07. Dezember 2018, 22:11 Uhr

Nicht auf den Hallenrand springen

07. Dezember 2018, 22:11 Uhr
Die Turnhalle in Niederkleen macht mit geschlossenen Fensterläden einen trostlosen Eindruck. Doch nicht die Außenansicht, sondern der marode Hallenboden macht den Langgönsern große Sorgen. (Foto: se)

Die Alte Turnhalle Niederkleen sorgte in der gemeinsamen Sitzung der Langgönser Umwelt und Verkehrsausschüsse für eine lebhafte Diskussion. 40 Bürger verfolgten die Sitzung – ein Indiz dafür, dass sich die Niederkleener für dieses Thema interessieren.
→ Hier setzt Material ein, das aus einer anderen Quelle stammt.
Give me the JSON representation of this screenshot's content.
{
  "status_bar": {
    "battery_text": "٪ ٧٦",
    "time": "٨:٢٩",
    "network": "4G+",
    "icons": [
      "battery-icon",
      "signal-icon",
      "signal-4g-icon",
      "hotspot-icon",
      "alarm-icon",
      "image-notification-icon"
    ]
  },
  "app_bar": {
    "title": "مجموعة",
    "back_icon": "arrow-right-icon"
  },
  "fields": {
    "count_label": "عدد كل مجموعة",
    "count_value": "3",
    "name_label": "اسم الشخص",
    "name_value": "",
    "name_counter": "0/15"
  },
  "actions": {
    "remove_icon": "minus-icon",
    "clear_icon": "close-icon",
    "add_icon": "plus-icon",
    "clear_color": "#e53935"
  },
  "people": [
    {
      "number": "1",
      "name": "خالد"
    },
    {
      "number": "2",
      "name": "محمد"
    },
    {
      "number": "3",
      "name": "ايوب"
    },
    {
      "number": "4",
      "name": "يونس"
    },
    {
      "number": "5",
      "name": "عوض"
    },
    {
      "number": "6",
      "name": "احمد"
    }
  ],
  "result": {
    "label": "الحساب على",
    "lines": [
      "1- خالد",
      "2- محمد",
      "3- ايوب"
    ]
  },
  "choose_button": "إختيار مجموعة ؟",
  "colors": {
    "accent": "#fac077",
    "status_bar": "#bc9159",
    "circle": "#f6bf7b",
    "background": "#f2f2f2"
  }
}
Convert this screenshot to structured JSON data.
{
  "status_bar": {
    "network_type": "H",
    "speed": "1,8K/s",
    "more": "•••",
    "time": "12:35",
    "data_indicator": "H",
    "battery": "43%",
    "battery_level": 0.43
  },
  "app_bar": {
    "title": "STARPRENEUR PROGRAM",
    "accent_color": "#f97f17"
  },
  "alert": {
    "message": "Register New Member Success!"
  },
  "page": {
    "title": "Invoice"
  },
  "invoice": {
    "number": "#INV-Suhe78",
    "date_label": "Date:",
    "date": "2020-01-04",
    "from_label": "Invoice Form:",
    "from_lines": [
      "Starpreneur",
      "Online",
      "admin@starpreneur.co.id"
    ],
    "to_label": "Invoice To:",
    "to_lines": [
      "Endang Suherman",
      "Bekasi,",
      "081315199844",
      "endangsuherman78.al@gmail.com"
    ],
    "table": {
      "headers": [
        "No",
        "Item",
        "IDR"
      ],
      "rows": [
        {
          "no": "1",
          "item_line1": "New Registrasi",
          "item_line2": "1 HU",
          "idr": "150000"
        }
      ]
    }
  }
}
Die alte Turnhalle ist dringend sanierungsbedürftig. Architekt Thomas Jungherr stellte das Ergebnis einer baustatischen Untersuchung des Fußbodenaufbaus vor. Daraus ist ersichtlich, dass »der vorhandene Hallenboden im untersuchten Bereich derart beschädigt ist, das die Tragfähigkeit nicht gegeben ist«. Es wird empfohlen, bis zur genauen Feststellung der Größe des Schadens den Hallenbetrieb einzuschränken. Außerdem ist angedacht, die Randbereiche an den Außenwänden abzusperren. Darüber hinaus sollen »sprungartige Sportarten« untersagt werden.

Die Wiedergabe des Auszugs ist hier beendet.